No specific cases of overdose with yellow fever vaccine have been documented in the medical literature. The vaccine is supplied as a single-dose vial containing 0.5 mL (one dose), and multi-dose vials are used in limited circumstances under strict medical supervision.

Precautions Beyond contraindications and relative contraindications previously discussed, the following precautions and special considerations apply:

Latex allergy: The rubber stopper of the vaccine vial may contain natural latex rubber. Individuals with known latex allergy should inform the healthcare provider; an alternative approach (such as using a non-latex needle or requesting pre-filled syringes) may be necessary.
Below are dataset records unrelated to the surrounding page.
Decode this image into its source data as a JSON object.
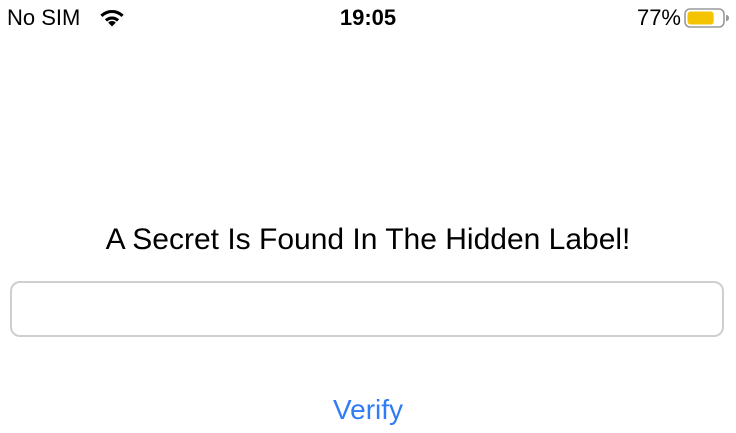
{
  "status_bar": {
    "carrier": "No SIM",
    "time": "19:05",
    "battery_percent": "77%",
    "battery_level": 0.77,
    "battery_color": "#f5c400",
    "wifi_icon": "wifi-icon",
    "battery_icon": "battery-icon"
  },
  "main": {
    "title": "A Secret Is Found In The Hidden Label!",
    "input": {
      "value": "",
      "placeholder": ""
    },
    "verify_label": "Verify"
  },
  "colors": {
    "accent": "#2f7cf6",
    "field_border": "#cfcfcf"
  }
}
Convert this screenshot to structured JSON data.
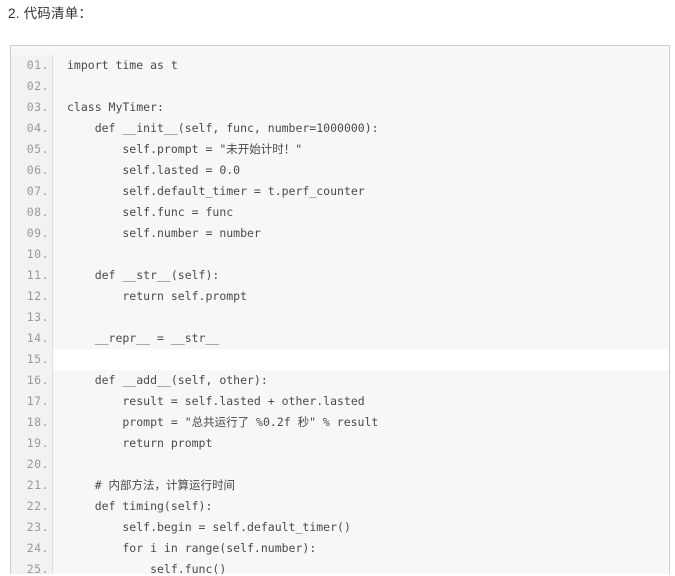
{
  "heading": "2. 代码清单：",
  "code": {
    "language": "python",
    "highlighted_line": 15,
    "lines": [
      {
        "no": "01.",
        "text": "import time as t"
      },
      {
        "no": "02.",
        "text": ""
      },
      {
        "no": "03.",
        "text": "class MyTimer:"
      },
      {
        "no": "04.",
        "text": "    def __init__(self, func, number=1000000):"
      },
      {
        "no": "05.",
        "text": "        self.prompt = \"未开始计时！\""
      },
      {
        "no": "06.",
        "text": "        self.lasted = 0.0"
      },
      {
        "no": "07.",
        "text": "        self.default_timer = t.perf_counter"
      },
      {
        "no": "08.",
        "text": "        self.func = func"
      },
      {
        "no": "09.",
        "text": "        self.number = number"
      },
      {
        "no": "10.",
        "text": ""
      },
      {
        "no": "11.",
        "text": "    def __str__(self):"
      },
      {
        "no": "12.",
        "text": "        return self.prompt"
      },
      {
        "no": "13.",
        "text": ""
      },
      {
        "no": "14.",
        "text": "    __repr__ = __str__"
      },
      {
        "no": "15.",
        "text": ""
      },
      {
        "no": "16.",
        "text": "    def __add__(self, other):"
      },
      {
        "no": "17.",
        "text": "        result = self.lasted + other.lasted"
      },
      {
        "no": "18.",
        "text": "        prompt = \"总共运行了 %0.2f 秒\" % result"
      },
      {
        "no": "19.",
        "text": "        return prompt"
      },
      {
        "no": "20.",
        "text": ""
      },
      {
        "no": "21.",
        "text": "    # 内部方法，计算运行时间"
      },
      {
        "no": "22.",
        "text": "    def timing(self):"
      },
      {
        "no": "23.",
        "text": "        self.begin = self.default_timer()"
      },
      {
        "no": "24.",
        "text": "        for i in range(self.number):"
      },
      {
        "no": "25.",
        "text": "            self.func()"
      }
    ]
  },
  "colors": {
    "page_background": "#ffffff",
    "code_background": "#f7f7f7",
    "gutter_background": "#f2f2f2",
    "border": "#cfcfcf",
    "gutter_separator": "#dedede",
    "code_text": "#4a4a4a",
    "line_number_text": "#999999",
    "heading_text": "#333333",
    "highlight_row": "#ffffff"
  }
}
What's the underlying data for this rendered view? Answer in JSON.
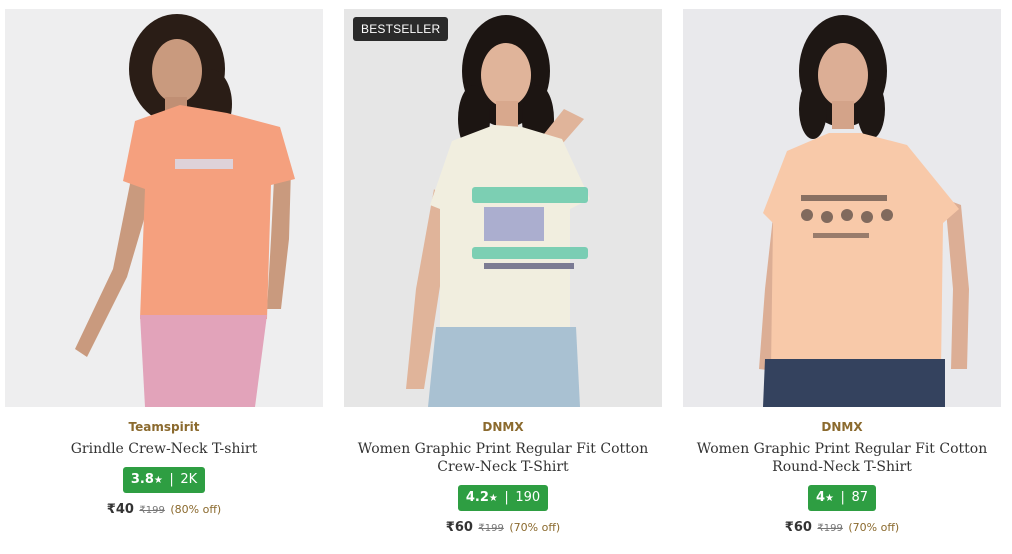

Egg allergy assessment: Individuals with a history of egg allergy may safely receive yellow fever vaccine if the allergy is non-anaphylactic. For those with anaphylactic egg allergy, a skin test using a 1:10 vaccine dilution (scratch, prick, or puncture method) should be performed; if the test is negative, the vaccine may be given. If the test is positive or the history is strongly suggestive of anaphylaxis, desensitization should be performed before administering a full dose. ​

Post-vaccination blood donation: Blood donors should defer from blood donation for 4 weeks following yellow fever vaccination to prevent potential transmission of vaccine virus. ​

Tuberculosis testing: Yellow fever vaccine may interfere with tuberculin skin testing (Mantoux test), potentially causing a false-negative result due to transient immune suppression. The vaccine should preferably not be administered in the 4 weeks before tuberculin skin testing. ​

Immunogenicity in specific situations: Oral prednisone or other systemic corticosteroid therapy may reduce immunogenicity of the vaccine and increase risk of serious adverse events. A careful assessment of the need for and timing of vaccination should be made in individuals on immunosuppressive therapy.

Severe systemic reactions: Although rare, severe reactions including encephalitis, meningitis, viscerotropic disease, and anaphylaxis can occur. Healthcare personnel administering vaccine must have immediate access to emergency equipment and medications, including epinephrine 1:1000, oxygen, and resuscitation equipment

Age-related precautions:

Infants 6 to 9 months of age: Vaccination should only be considered when travel to high-risk endemic areas is unavoidable and risk is high. Expert advice is strongly recommended.

Persons aged 60 years and older: Yellow fever vaccination should only be administered following thorough individual risk assessment demonstrating significant and unavoidable risk of acquiring yellow fever infection. Serious adverse events occur at rates of 2.2 cases per 100,000 doses for YEL-AND and 1.2 cases per 100,000 doses for YEL-AVD in this population. The risk of serious adverse events is 3 times higher in those aged 60–69 years and 5 times higher in those aged ≥70 years compared to younger vaccinees.